Analyst calls reshape Monday market positioning
As reported by CNBC, Bank of America reinstates coverage of Salesforce with a sell rating and a $160 price target, arguing the software company needs an AI-driven structural reset as concerns build over customer additions, upsell potential and monetization. The bank also reinstates ServiceNow with a buy rating and a $130 price target, saying agentic AI could become an opportunity for the company rather than a disruption risk.Morgan Stanley also reshuffles views in semiconductor equipment, upgrading Lam Research to buy from hold while cutting Applied Materials to hold from buy. The change comes even after Applied Materials reports a strong quarter, with analysts pointing instead to narrowing revision potential in DRAM memory equipment and stronger prospects for NAND, which they say favors Lam.
Elsewhere, KeyBanc raises its price target on CrowdStrike to $700 from $525, citing higher cybersecurity spending after weaknesses highlighted by Anthropic's Mythos. Bernstein begins coverage on Arm Holdings with an outperform rating, pointing to the chip designer as a structural beneficiary of renewed CPU demand as AI agents spread, while Truist starts coverage of TJX with a buy rating, saying the retailer's scale gives it access to stronger product assortment and locations.
Citi also opens a 90-day positive catalyst watch on Constellation Brands, saying easier comparisons and the World Cup could support beer volumes for the owner of Modelo, Corona and Pacifico. This week remains important for the AI trade, with Nvidia scheduled to report on Wednesday night, while Home Depot and TJX are also due to post results.
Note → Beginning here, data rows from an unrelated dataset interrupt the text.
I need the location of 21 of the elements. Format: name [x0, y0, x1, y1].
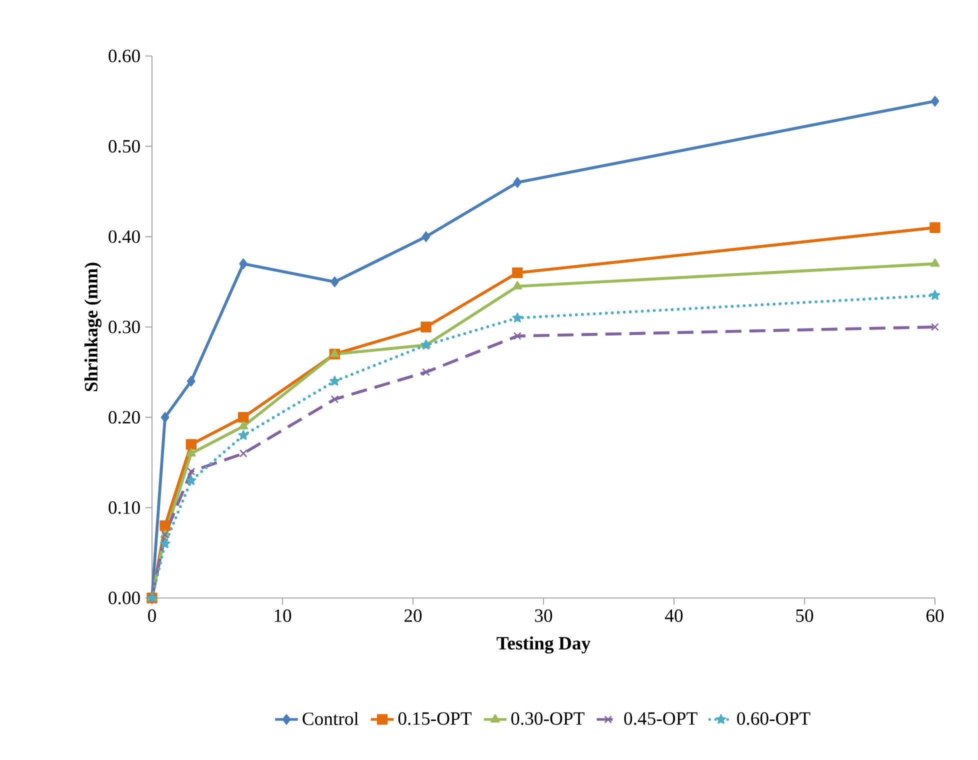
x-tick-label: 40 [665, 609, 683, 622]
y-tick-label: 0.20 [108, 410, 140, 424]
x-tick-label: 10 [274, 609, 292, 622]
x-axis-title: Testing Day [496, 636, 590, 654]
y-tick-label: 0.00 [108, 592, 140, 604]
x-tick-label: 20 [404, 609, 422, 622]
legend-label: Control [302, 712, 359, 726]
y-tick-label: 0.30 [108, 320, 140, 334]
x-tick-label: 50 [796, 609, 814, 622]
y-tick-label: 0.50 [108, 140, 140, 153]
y-tick-label: 0.60 [108, 50, 140, 62]
legend-label: 0.60-OPT [737, 712, 810, 725]
y-axis-title: Shrinkage (mm) [84, 262, 102, 392]
x-tick-label: 60 [926, 609, 944, 622]
legend-label: 0.15-OPT [398, 712, 472, 725]
y-tick-label: 0.40 [108, 230, 140, 244]
legend-label: 0.30-OPT [511, 712, 584, 725]
x-tick-label: 0 [148, 609, 156, 622]
y-tick-label: 0.10 [108, 501, 140, 514]
x-tick-label: 30 [535, 609, 552, 622]
legend-label: 0.45-OPT [624, 712, 698, 725]
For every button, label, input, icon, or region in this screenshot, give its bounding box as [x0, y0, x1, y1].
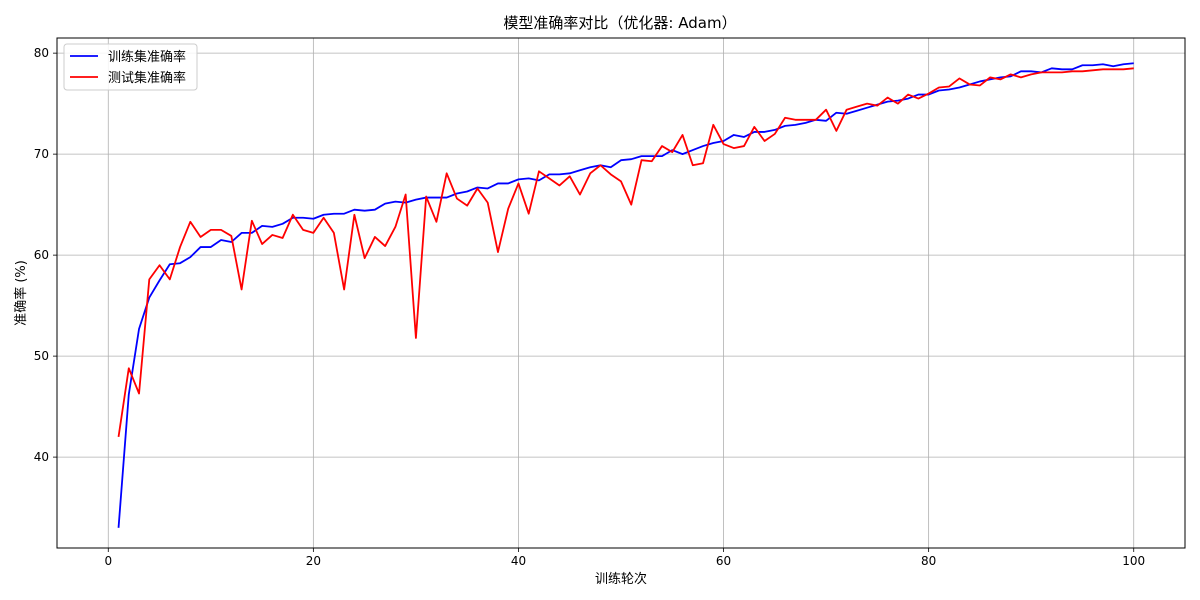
x-tick-label-40: 40 — [511, 554, 526, 568]
x-axis-title: 训练轮次 — [595, 571, 647, 587]
y-tick-label-70: 70 — [34, 147, 49, 161]
series-line-train — [117, 62, 1134, 528]
axis-ticks: 0 20 40 60 80 100 40 50 60 70 80 — [34, 46, 1145, 568]
legend-label-train: 训练集准确率 — [108, 49, 186, 65]
y-axis-title: 准确率 (%) — [13, 260, 29, 326]
plot-frame — [56, 37, 1186, 549]
y-tick-label-80: 80 — [34, 46, 49, 60]
chart-title: 模型准确率对比（优化器: Adam） — [503, 14, 736, 32]
x-tick-label-0: 0 — [104, 554, 112, 568]
x-tick-label-60: 60 — [716, 554, 731, 568]
y-tick-label-50: 50 — [34, 349, 49, 363]
x-tick-label-100: 100 — [1122, 554, 1145, 568]
grid-lines — [57, 38, 1185, 548]
y-tick-label-40: 40 — [34, 450, 49, 464]
y-tick-label-60: 60 — [34, 248, 49, 262]
x-tick-label-80: 80 — [921, 554, 936, 568]
series-lines — [117, 62, 1134, 528]
x-tick-label-20: 20 — [306, 554, 321, 568]
series-line-test — [117, 67, 1134, 438]
legend-label-test: 测试集准确率 — [108, 70, 186, 86]
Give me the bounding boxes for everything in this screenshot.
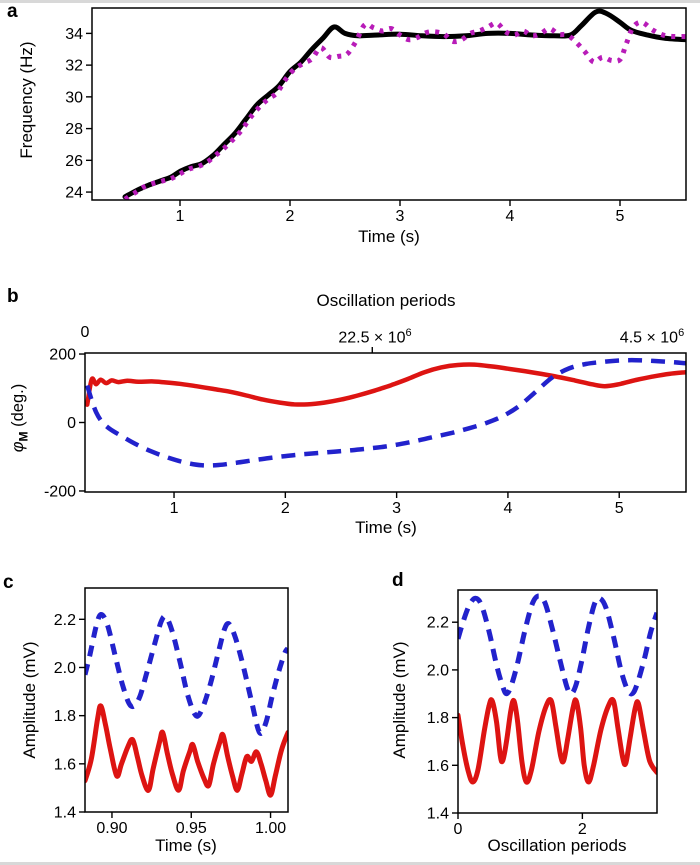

Macro risks and AI infrastructure stay in focus
Investors are also digesting weaker April economic data from China, where retail sales hit a 40-month low and both industrial output and investment growth miss expectations. The figures raise the prospect of stronger policy stimulus as markets watch for support measures from Beijing.In energy and infrastructure, NextEra Energy is set to buy Dominion Energy in a move described as creating the world's largest regulated electric utility, with the deal aimed at meeting fast-rising power demand tied to AI. At the same time, a county southwest of Dallas passes a one-year moratorium on data center construction in unincorporated areas, highlighting tensions around electricity use, water demand and local economic trade-offs.
Oil remains another key variable for markets after retreating from session highs. Comments from President Donald Trump on Iran and concern over conflict-related inflation add pressure to the rates outlook, while strategist Ed Yardeni argues the economic backdrop no longer supports an easing bias or a rate cut, underscoring how geopolitics and energy prices continue to shape expectations for the Federal Reserve.
Wall Street analyst calls set the tone for Monday trading in our earlier coverage, highlighting a wave of upgrades, initiations and price-target changes across AI-linked technology, retail and energy names. We noted bullish positioning in stocks such as Nvidia, Amazon, Arm and Lam Research alongside a more cautious stance on select names including Salesforce and CoreWeave, reflecting how firms are balancing AI optimism with valuation and risk concerns.